Haley asked, "What the fuck is that under your pillow?"
I answered, "The Bible!"
I have been sleeping with Doyle Brunson's Super System under my pillow the last few nights. I hope the words from the Master himself will seep into my brain during my sleeping hours.
I have been running 10 miles each night and doing power yoga for no less than four hours a day. When I meditate, all I can envision are flops, flops, and more flops.

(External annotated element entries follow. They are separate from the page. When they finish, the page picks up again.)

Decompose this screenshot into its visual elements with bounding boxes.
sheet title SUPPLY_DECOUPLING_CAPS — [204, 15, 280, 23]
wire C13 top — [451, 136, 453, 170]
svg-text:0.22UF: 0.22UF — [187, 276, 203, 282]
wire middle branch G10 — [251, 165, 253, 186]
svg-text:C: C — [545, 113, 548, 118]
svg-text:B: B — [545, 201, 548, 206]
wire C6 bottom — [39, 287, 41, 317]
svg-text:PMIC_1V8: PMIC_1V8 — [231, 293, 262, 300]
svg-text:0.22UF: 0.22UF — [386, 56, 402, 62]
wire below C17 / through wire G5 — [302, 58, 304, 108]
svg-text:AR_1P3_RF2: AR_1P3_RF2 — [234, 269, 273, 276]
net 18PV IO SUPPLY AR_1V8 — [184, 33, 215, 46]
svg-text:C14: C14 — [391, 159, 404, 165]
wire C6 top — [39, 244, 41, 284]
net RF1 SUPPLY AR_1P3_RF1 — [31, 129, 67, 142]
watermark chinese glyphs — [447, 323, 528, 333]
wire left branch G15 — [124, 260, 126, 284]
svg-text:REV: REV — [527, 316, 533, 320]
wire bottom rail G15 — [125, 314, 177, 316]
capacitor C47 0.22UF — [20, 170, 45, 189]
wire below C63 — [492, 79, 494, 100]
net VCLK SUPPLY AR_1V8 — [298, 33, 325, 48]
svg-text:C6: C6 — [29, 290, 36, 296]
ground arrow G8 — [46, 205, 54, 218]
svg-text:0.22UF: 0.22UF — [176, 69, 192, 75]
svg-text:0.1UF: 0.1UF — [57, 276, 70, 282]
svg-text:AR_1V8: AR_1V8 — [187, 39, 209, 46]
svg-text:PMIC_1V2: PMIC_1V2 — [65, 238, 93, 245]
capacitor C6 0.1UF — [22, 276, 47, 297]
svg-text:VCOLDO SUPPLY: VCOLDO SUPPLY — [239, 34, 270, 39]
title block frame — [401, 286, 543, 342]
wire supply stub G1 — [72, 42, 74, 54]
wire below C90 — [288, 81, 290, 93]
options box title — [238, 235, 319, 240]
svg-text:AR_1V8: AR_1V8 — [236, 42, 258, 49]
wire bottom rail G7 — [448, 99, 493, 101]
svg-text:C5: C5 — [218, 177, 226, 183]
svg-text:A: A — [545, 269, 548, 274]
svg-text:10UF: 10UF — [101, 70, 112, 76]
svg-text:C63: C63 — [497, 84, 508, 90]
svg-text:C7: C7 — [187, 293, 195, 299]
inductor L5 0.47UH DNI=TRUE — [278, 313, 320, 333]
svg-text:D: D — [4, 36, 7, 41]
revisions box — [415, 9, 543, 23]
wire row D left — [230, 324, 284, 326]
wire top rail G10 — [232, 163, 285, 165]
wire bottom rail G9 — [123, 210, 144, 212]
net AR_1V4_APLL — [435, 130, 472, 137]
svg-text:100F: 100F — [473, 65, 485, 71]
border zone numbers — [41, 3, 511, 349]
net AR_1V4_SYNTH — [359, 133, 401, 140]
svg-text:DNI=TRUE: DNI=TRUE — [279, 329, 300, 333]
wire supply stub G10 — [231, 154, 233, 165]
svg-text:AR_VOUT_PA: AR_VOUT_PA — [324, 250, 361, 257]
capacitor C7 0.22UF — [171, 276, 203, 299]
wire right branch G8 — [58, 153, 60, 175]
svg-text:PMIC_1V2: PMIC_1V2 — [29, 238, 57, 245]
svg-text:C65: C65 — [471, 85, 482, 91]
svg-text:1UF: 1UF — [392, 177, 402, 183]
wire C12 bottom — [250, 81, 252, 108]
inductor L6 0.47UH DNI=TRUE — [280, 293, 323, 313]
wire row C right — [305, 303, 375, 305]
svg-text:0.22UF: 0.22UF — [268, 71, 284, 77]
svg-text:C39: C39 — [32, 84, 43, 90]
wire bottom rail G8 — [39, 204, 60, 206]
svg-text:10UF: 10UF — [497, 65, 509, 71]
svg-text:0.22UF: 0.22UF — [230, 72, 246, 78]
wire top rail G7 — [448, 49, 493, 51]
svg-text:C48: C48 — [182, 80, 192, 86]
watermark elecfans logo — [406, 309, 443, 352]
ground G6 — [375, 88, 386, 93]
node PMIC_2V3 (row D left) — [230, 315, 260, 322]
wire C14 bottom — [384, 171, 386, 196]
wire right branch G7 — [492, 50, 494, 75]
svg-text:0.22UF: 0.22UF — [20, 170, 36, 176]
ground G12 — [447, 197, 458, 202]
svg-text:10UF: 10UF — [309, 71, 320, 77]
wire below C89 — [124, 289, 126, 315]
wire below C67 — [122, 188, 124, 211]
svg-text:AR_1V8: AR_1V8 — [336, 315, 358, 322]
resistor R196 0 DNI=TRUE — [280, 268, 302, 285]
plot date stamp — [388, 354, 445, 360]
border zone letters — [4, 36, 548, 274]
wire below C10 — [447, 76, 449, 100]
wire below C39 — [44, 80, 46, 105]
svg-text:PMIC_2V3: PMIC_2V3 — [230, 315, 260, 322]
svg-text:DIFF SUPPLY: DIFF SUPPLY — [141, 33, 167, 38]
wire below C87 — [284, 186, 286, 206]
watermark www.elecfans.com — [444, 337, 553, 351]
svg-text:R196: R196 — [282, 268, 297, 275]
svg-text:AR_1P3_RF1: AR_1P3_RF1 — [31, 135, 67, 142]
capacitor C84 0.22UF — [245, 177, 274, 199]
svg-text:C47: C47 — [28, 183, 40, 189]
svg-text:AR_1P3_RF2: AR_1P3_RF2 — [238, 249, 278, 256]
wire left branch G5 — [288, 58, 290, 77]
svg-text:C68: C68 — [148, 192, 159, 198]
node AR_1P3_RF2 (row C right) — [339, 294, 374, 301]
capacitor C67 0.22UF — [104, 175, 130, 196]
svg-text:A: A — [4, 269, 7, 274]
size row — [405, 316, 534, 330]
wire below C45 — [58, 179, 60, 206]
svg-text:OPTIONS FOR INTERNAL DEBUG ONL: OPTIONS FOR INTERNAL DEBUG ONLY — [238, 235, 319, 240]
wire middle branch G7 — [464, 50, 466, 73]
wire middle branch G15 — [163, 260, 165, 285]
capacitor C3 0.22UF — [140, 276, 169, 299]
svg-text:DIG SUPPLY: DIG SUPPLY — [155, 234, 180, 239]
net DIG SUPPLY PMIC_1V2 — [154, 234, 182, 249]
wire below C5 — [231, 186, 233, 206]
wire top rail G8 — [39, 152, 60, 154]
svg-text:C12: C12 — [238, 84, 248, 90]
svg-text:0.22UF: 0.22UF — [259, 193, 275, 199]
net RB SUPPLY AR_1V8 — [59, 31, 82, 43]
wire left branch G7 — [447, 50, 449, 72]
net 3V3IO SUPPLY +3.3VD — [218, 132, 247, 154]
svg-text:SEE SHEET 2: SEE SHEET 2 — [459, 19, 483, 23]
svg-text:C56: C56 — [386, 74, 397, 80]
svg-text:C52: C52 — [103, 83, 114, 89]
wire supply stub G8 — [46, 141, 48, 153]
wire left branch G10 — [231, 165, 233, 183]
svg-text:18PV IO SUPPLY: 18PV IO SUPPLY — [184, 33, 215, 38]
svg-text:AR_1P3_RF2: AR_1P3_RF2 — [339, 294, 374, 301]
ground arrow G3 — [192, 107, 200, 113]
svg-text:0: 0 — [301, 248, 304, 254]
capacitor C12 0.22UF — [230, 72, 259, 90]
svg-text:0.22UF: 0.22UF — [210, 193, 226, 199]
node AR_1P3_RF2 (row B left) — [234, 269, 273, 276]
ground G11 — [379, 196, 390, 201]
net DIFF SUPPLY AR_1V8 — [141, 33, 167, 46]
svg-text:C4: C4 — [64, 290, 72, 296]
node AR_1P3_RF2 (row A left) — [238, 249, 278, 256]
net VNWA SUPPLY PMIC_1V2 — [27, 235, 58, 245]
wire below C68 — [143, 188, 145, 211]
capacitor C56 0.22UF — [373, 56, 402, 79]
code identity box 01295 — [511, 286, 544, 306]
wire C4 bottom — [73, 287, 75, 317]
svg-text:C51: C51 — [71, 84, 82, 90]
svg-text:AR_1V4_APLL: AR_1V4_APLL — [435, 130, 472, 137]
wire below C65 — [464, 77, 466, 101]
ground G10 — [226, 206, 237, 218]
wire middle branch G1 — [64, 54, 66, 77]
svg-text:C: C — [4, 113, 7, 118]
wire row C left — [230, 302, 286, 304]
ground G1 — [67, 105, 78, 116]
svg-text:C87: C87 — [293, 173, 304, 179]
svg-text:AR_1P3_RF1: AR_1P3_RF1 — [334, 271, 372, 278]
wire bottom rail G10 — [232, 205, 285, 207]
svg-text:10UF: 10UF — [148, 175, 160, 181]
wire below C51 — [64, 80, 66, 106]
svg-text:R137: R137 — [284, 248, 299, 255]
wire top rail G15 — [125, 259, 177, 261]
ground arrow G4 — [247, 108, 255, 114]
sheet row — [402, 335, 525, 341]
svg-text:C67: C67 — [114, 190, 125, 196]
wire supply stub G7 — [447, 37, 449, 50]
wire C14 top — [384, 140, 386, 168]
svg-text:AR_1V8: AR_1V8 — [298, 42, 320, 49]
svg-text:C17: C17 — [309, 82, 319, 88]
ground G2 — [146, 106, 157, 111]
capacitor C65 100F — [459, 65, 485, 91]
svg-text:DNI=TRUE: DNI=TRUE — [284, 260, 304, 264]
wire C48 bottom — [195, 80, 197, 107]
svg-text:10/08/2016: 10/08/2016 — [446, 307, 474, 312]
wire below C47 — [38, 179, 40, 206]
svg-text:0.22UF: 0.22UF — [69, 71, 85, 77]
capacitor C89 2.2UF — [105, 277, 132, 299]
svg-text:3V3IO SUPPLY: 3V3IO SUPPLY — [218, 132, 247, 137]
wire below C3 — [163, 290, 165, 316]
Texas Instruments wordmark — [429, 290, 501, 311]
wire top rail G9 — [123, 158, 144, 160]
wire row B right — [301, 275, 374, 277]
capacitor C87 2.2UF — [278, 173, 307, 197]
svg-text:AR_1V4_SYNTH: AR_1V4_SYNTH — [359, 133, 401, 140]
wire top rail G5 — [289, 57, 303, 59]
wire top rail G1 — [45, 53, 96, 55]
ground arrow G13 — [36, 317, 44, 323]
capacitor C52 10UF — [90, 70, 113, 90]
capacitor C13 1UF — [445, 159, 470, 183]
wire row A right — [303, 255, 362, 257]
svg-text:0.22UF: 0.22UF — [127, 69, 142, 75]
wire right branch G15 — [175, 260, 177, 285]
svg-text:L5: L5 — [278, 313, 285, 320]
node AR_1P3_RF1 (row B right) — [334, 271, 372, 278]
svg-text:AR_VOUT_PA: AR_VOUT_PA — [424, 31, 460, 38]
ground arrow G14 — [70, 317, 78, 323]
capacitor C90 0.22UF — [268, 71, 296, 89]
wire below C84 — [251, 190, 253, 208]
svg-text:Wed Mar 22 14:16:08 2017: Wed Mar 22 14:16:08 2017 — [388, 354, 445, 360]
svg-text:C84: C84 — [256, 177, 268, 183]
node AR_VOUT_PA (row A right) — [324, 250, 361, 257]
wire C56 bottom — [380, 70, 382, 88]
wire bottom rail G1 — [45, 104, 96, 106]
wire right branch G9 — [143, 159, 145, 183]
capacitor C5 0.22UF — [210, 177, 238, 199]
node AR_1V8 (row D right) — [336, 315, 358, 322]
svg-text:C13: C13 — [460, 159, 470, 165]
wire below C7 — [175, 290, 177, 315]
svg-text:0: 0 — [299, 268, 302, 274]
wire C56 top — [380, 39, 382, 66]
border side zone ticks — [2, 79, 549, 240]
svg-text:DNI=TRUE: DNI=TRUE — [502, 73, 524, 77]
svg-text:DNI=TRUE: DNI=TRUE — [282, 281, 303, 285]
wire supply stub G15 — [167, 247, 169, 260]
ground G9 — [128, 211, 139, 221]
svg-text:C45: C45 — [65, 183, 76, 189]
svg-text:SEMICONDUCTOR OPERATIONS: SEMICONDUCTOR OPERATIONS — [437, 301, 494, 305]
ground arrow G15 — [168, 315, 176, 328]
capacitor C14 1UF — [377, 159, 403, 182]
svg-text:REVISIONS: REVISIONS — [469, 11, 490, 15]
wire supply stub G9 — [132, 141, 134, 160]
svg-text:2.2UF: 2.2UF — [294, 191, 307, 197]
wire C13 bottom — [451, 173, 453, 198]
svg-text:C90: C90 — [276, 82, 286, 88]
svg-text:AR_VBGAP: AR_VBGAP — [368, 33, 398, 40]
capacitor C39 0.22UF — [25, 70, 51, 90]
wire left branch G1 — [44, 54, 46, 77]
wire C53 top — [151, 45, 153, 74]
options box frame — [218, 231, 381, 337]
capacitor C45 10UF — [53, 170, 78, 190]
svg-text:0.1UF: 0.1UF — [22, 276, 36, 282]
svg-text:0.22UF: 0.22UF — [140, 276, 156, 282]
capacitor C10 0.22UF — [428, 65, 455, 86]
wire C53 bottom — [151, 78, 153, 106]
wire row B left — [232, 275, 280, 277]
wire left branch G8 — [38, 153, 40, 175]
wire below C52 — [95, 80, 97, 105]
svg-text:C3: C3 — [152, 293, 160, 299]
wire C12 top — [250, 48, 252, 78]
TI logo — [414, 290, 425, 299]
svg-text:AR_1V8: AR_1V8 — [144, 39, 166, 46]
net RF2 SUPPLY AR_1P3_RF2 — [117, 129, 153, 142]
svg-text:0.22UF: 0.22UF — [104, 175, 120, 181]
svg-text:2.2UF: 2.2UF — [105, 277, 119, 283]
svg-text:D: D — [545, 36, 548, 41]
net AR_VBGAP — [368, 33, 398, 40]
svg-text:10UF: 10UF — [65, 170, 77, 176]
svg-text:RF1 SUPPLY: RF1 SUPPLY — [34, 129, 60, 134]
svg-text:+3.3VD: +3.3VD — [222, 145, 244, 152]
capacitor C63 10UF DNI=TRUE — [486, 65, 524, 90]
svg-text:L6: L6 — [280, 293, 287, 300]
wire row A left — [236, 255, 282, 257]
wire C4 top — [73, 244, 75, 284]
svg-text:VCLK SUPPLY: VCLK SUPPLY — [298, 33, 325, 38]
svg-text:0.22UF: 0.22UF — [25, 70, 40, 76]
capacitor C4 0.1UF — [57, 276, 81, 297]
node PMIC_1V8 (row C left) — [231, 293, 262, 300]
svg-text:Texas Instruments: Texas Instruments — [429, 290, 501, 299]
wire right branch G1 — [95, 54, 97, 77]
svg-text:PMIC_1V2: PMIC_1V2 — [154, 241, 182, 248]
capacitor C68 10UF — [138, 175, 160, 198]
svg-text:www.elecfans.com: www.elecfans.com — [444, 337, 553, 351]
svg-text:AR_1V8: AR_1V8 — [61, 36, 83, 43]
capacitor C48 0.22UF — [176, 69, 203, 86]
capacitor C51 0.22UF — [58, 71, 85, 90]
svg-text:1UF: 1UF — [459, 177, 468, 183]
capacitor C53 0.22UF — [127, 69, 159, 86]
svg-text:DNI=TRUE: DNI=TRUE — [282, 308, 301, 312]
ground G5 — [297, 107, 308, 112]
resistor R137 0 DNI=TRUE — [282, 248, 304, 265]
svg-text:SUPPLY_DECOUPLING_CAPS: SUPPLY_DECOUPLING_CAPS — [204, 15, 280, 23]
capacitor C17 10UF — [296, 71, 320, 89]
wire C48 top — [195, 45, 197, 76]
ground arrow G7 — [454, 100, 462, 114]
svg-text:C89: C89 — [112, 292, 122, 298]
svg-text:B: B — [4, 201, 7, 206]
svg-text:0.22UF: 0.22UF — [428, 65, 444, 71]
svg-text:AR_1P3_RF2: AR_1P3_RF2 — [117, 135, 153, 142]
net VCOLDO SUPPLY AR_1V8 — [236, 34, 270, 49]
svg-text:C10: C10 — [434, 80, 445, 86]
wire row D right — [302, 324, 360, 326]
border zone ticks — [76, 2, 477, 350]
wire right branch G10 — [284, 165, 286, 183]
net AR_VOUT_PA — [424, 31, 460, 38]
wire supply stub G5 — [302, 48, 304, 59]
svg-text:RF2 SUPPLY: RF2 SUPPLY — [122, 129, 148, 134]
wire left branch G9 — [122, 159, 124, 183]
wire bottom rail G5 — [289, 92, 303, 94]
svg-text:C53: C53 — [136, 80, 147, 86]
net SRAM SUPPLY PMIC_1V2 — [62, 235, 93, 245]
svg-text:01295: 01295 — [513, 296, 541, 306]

I have been taking notes from other bloggers... I decided to take the best of what I have read and apply it to my tourney prep. If I want to beat my fellow bloggers, I have to get inside their heads. Haley explained it to me... from an actor's standpoint... sort of like how method actors (such as Marlon Brando and Robert De Niro) prepare for a difficult role.
So in order to beat them, I must become them!
For example, out a page of Iggy's daily diet, I am drinking Guinness like it's water. I have consumed enough Guinness in the last week that I could drown an entire tiny Japanese fishing village. I also ran up a huge tab at the Cedar Tavern so now I have to win the next two blogger tourneys if I want to pay off my bar bill by St. Patrick's Day. Oh, the Guinness... I have put on 10 pounds, the women that live in my apartment building seem a lot more attractive these days, but I feel more confident about going all-in with 10-9 off suit.
Right off of Grubby's site, I am following his diet. I am devouring Wendy's in a frenzied manner, much like Bill Clinton's weakness for donuts and interns. Frosty's taste awesome at 11am in the morning, especially when you dip your fries into them.
Like HDouble, I started memorizing EV charts and totally scrutinized all of my hand histories. Now I am dreaming about percentages. For example, during my last dream... I was on a beautiful sandy beach sipping a pina coloda with one of those pink umbrellas, when a leggy model walked up to me slightly dripping from a quick dip in the ocean. She is wearing one of those dental floss thin bikinis. Before I started talking to her, I realized, I had just a 4% chance of seeing her naked. So I folded!!
And yes, I took the Fat Guy's advice... "Get your war face on!" Alas, I have been watching continuous showings of Apocalypse Now and A Clockwork Orange... to pump me up for Sunday. I stole some of Haley's lipstick and marked my face with various streaks of L'Paige Chocolate and pink frosted... a cheap substitue for war paint... but I thought I looked fabulous! The boys from Queer Eye would have been impressed with blending of both shades.
Watch out. I'm pumped... drunk... and fired up for some poker!